There are many different factors that influence this for me but I will try to piece together the main ones. Let me start with order of adjustments I make when nymphing; depth, speed then fly. For me changing nymphs isn't about finding that magic fly. It's about giving the trout something different to look at than my last cast. There is such a variety of food underneath that the drift is the most important thing imho.

Given the right situation I would prefer to hike through a river system and not change flies. Things that I look for to fish this way are good to high flows, water temps above 46, uncrowded river, fish that aren't "spooky", good fisherman cover and a stream with plenty of fishable water. When I have all these things on a stream I am going to cover a ton of water. I feel comfortable that the fish are spread out and can be in every type of water (riffle,pool, pocket etc). Like I said this is my favorite way to fish, I love being on the move.

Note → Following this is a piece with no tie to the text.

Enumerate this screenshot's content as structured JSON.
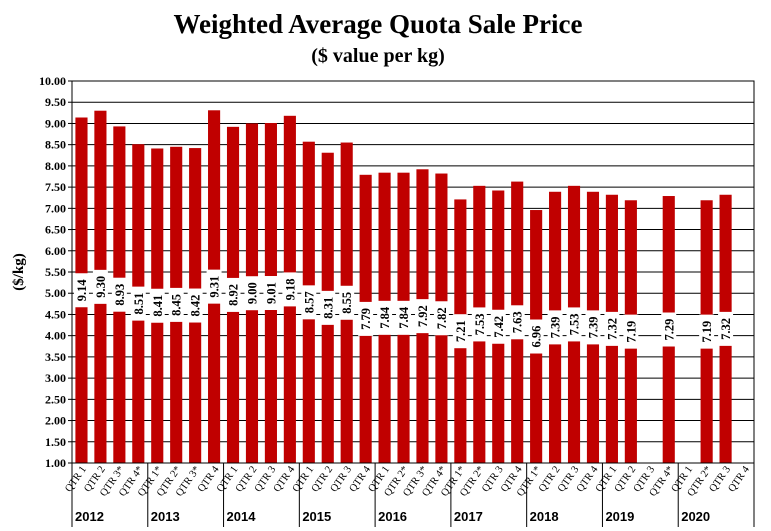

When some of these conditions go against me I will change the way I fish. The situations that happen the most are the low or cold water. When the temps go down below the mid 40s I tend to catch most of my fish in the same type of slower water. This ends up eliminating most of the stream as less productive water. The same thing happens when the water is really low. Many of the the normal hiding spots leave the trout vulnerable to predators. The trout end up stacked up in the deepest areas that are safe. In these situations I will fish each prime section really hard. I will make multiple fly changes and many different kind of drifts. It always amazes me how changing from a red zebra midge to a black will catch a trout's attention on the first cast.

Obviously a lot of this depends on you knowing the system. If it's my first time or it's still new I would probably just go exploring with the same two flies.





 
Some of the best fly fishing advice I was ever given was when one of my fly fishing mentors told me "change fish not flies".

 
Specifically in regard to nymphing, usually it's just a depth adjustment that's needed between spots. The same stuff is drifting in the water at those different spots, but at different speeds. Barring any obvious hatch or caddis drift activity.